尺三寸の五人官女を五つの節句に見立て、各々の節句の代名詞たり得る飾り物を作って持たせるというプランで始めた制作が、全て完成しました。乗っている時というのはこんなもので、どんどん出来上がるのです。
先に、人日の『掛け蓬莱』と重陽の『茱萸嚢』はご覧に入れましたが、画像は上巳の『流水桜橘』(本体8.7cm)、端午の『真の薬玉』(本体15cm)、七夕の『七夕花扇』(29cm)です。それぞれが実物の約3分の1のサイズというだけのことで、作り方や構成は殆ど変わりません。ただ、人形に持たせることですから、多少ずんぐりと丸みを持たせるように作ってはあるのです。
『七夕花扇』に添えた漆塗りの手箱は、花扇を届ける際に"匂い"と呼ばれる花使いの女性が手にする、送り状を入れた箱です。実際にはこんな絵が描かれているわけではないのですが、七夕に合わせて、梶の葉を浮かべた角盥と五色糸を金泥で描いてみました。
箱の寸法は、この七夕花扇のモデルとした住吉広定画『七夕花使図』(奈良県立美術館蔵)の絵からの比率で出してあり、ちょうど6cmの長さになりました。
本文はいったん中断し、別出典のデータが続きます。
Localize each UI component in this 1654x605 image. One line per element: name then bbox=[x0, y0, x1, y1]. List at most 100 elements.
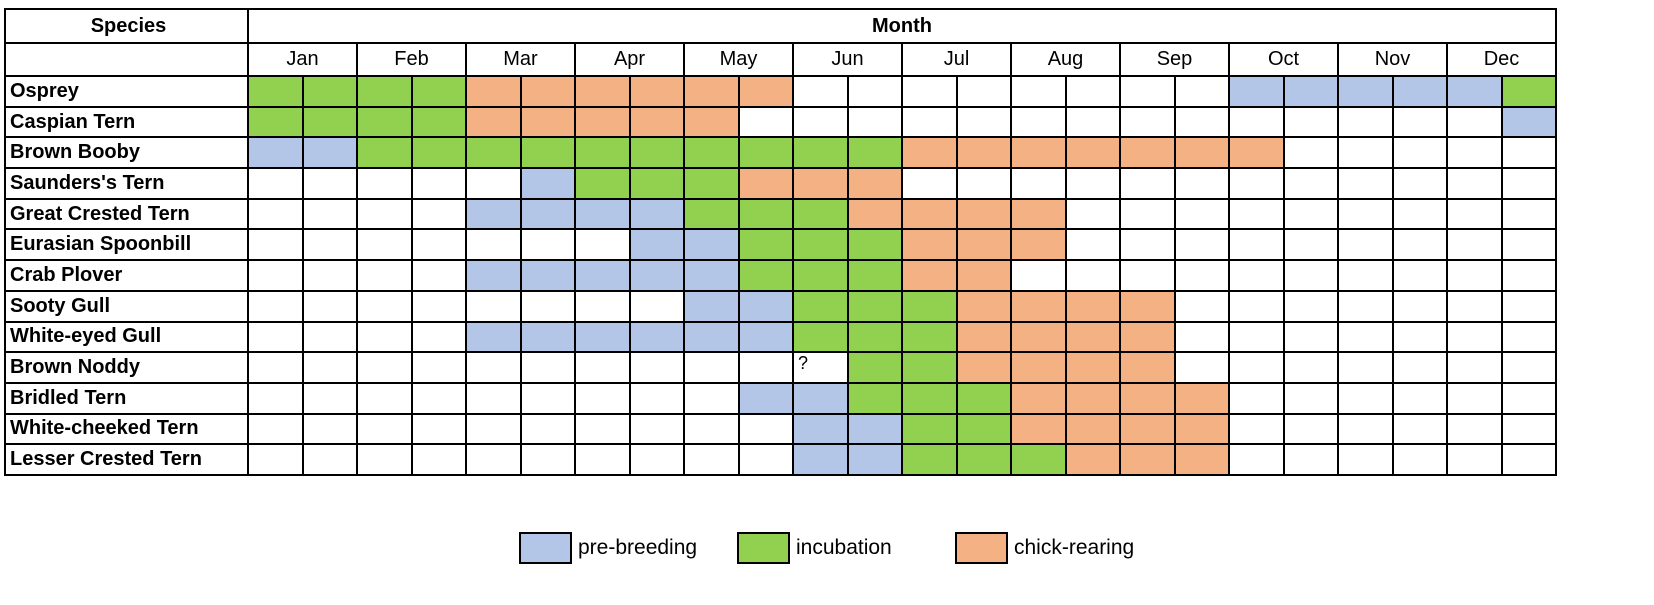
phase-cell bbox=[1064, 351, 1121, 384]
phase-cell bbox=[846, 320, 903, 354]
phase-cell bbox=[1228, 412, 1285, 446]
phase-cell bbox=[356, 412, 413, 446]
phase-cell bbox=[574, 412, 631, 446]
phase-cell bbox=[1446, 136, 1503, 170]
phase-cell bbox=[1119, 351, 1176, 384]
phase-cell bbox=[1173, 289, 1230, 323]
phase-cell bbox=[737, 320, 794, 354]
phase-cell bbox=[301, 443, 358, 476]
phase-cell bbox=[465, 167, 522, 200]
phase-cell bbox=[846, 136, 903, 170]
phase-cell bbox=[955, 136, 1012, 170]
phase-cell bbox=[1282, 197, 1339, 231]
phase-cell bbox=[683, 197, 740, 231]
table-row: Brown Booby bbox=[4, 136, 1557, 170]
phase-cell bbox=[1391, 228, 1448, 262]
phase-cell bbox=[465, 351, 522, 384]
phase-cell bbox=[1228, 351, 1285, 384]
phase-cell bbox=[955, 259, 1012, 292]
phase-cell bbox=[519, 136, 576, 170]
phase-cell bbox=[846, 381, 903, 415]
phase-cell bbox=[519, 259, 576, 292]
phase-cell bbox=[301, 289, 358, 323]
phase-cell bbox=[1337, 351, 1394, 384]
phase-cell bbox=[628, 412, 685, 446]
phase-cell bbox=[1064, 197, 1121, 231]
phase-cell bbox=[1500, 289, 1557, 323]
phase-cell bbox=[1500, 443, 1557, 476]
phase-cell bbox=[1391, 351, 1448, 384]
phase-cell bbox=[628, 351, 685, 384]
phase-cell bbox=[519, 351, 576, 384]
phase-cell bbox=[792, 443, 849, 476]
species-name: Eurasian Spoonbill bbox=[4, 228, 249, 262]
phase-cell bbox=[955, 320, 1012, 354]
phase-cell bbox=[1173, 167, 1230, 200]
phase-cell bbox=[792, 289, 849, 323]
phase-cell bbox=[1446, 289, 1503, 323]
phase-cell bbox=[628, 197, 685, 231]
phase-cell bbox=[628, 381, 685, 415]
phase-cell bbox=[1119, 75, 1176, 108]
phase-cell bbox=[1228, 105, 1285, 139]
phase-cell bbox=[846, 105, 903, 139]
phase-cell bbox=[1446, 412, 1503, 446]
legend-item-chick-rearing: chick-rearing bbox=[955, 532, 1134, 564]
phase-cell bbox=[356, 75, 413, 108]
phase-cell bbox=[955, 167, 1012, 200]
phase-cell bbox=[683, 75, 740, 108]
legend-item-pre-breeding: pre-breeding bbox=[519, 532, 697, 564]
phase-cell bbox=[628, 289, 685, 323]
phase-cell bbox=[1337, 197, 1394, 231]
phase-cell bbox=[628, 167, 685, 200]
phase-cell bbox=[683, 351, 740, 384]
phase-cell bbox=[1173, 259, 1230, 292]
phase-cell bbox=[955, 197, 1012, 231]
phase-cell bbox=[410, 381, 467, 415]
phase-cell bbox=[356, 197, 413, 231]
month-label: Dec bbox=[1446, 42, 1557, 77]
phase-cell bbox=[1173, 381, 1230, 415]
phase-cell bbox=[519, 443, 576, 476]
legend-swatch bbox=[519, 532, 572, 564]
phase-cell bbox=[792, 412, 849, 446]
phase-cell bbox=[519, 320, 576, 354]
phase-cell bbox=[301, 412, 358, 446]
phase-cell bbox=[901, 228, 958, 262]
header-row: Species Month bbox=[4, 8, 1557, 44]
table-row: Lesser Crested Tern bbox=[4, 443, 1557, 476]
phase-cell bbox=[1282, 105, 1339, 139]
phase-cell bbox=[737, 167, 794, 200]
phase-cell bbox=[737, 259, 794, 292]
phase-cell bbox=[519, 228, 576, 262]
phase-cell bbox=[1064, 167, 1121, 200]
phase-cell bbox=[1446, 75, 1503, 108]
month-label: Apr bbox=[574, 42, 685, 77]
phase-cell bbox=[465, 412, 522, 446]
phase-cell bbox=[901, 197, 958, 231]
phase-cell bbox=[519, 289, 576, 323]
phase-cell bbox=[1337, 228, 1394, 262]
phase-cell bbox=[901, 412, 958, 446]
phase-cell bbox=[519, 412, 576, 446]
phase-cell bbox=[1010, 351, 1067, 384]
phase-cell bbox=[737, 381, 794, 415]
phase-cell bbox=[1010, 197, 1067, 231]
phase-cell bbox=[901, 167, 958, 200]
phase-cell bbox=[1500, 228, 1557, 262]
phase-cell bbox=[1173, 412, 1230, 446]
phase-cell bbox=[1337, 136, 1394, 170]
month-label: May bbox=[683, 42, 794, 77]
phase-cell bbox=[247, 136, 304, 170]
phase-cell bbox=[737, 351, 794, 384]
phase-cell bbox=[301, 75, 358, 108]
phase-cell bbox=[1010, 443, 1067, 476]
phase-cell bbox=[247, 259, 304, 292]
phase-cell bbox=[1010, 75, 1067, 108]
phase-cell bbox=[792, 75, 849, 108]
phase-cell bbox=[1228, 381, 1285, 415]
phase-cell bbox=[737, 289, 794, 323]
phase-cell bbox=[410, 320, 467, 354]
phase-cell bbox=[1010, 320, 1067, 354]
phase-cell bbox=[410, 167, 467, 200]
もちろん中には、毛筆で書かれた送り状も入っています。
以前三宝に載せて官女に持たせた極小の五節句飾りと違って、これくらいのサイズがあれば、大きさからの限界から「ここまでしか出来ない」といった欲求不満を募らせる事もありませんでしたし、小ささを感じさせずに実物を彷彿とさせる飾り物に出来たのではないかと思っています。
まだ官女に持たせてはいないので、『掛け蓬莱』や『茱萸嚢』のように上手く嵌ってくれるかどうかは分かりませんが、最も問題なのは五人がこの飾りを持って並んだ時、煩雑に過ぎはしないかという事なのです。
とは言うものの、残念ながら今年もまた雛飾りの予定も持てず、桃の節句の到来にも箱の中で過ごしてもらわなくてはならない雛たちですから、確認のために手にさせてみる機会には必ず写真に残し、ささやかながら晴れの舞台にしたいと考えています。